All-world high school prospect spends a controversial year in So-Cal before eventually winding up in the Great White North.

Didn't the Minnesota Timberwolves enact this scenario once this week already?

Nine more days of free-agent negotiations after Monday mean there's a long road to adding shooting guard O.J. Mayo to a roster that now includes Shabazz Muhammad, introduced Friday as the team's first pick in the 2013 draft.

Mayo is, however, beyond-much-doubt president of basketball operations Flip Saunders' top external target in free agency, which runs through July 10. He's the most affordable, all-around talent available at a spot the Timberwolves simply must fill, and it's for that reason Saunders met with him face-to-face not long after landing in California on Sunday.

With a desperate need for scoring and a team environment that's not putting up with any rubbish, red flags sticking out of the ground occupied by guys like Muhammad and Mayo aren't redirecting Saunders' search.

"We're not gonna let any of those players off the hook," Saunders said. "We've got high demands on what we expect of them on the floor and off the floor."

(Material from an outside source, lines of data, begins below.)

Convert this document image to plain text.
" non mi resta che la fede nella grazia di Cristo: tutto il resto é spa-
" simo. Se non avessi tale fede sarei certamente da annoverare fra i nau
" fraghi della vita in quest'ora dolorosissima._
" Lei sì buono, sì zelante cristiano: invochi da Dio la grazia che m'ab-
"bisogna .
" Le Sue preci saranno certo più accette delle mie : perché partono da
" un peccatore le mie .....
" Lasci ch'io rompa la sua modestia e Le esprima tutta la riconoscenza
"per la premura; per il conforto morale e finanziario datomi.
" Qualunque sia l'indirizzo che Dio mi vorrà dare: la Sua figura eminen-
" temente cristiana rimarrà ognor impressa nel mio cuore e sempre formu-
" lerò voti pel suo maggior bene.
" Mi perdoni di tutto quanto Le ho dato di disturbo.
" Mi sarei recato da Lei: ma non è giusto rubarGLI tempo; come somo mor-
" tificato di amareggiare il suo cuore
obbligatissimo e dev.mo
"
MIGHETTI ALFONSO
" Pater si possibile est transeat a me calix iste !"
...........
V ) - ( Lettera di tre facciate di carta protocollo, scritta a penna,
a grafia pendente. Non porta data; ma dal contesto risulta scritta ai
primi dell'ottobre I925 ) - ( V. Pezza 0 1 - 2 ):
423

Each considered the country's No. 1 prospect coming out of high school, Muhammad and Mayo were cited by the NCAA for receiving improper benefits. But Mayo's acceptance of numerous gifts before and during his one season at Southern California was much more severe than Muhammad's travel expenses procured for recruiting visits. USC vacated all of its 2007-08 victories as a result of Mayo's dealings, and he entered the league with a reputation as a troublemaker.

Considered by some a selfish player at UCLA, Muhammad has a fresh start ahead of him to rebut the same rap.

In five professional seasons, Mayo hasn't been able to.

Drafted and traded by the Timberwolves to Memphis in the deal that landed Kevin Love, Mayo stormed into the league with Grizzlies, averaging 18.5 points per game (still a career high) and finishing second in the NBA's rookie of the year voting.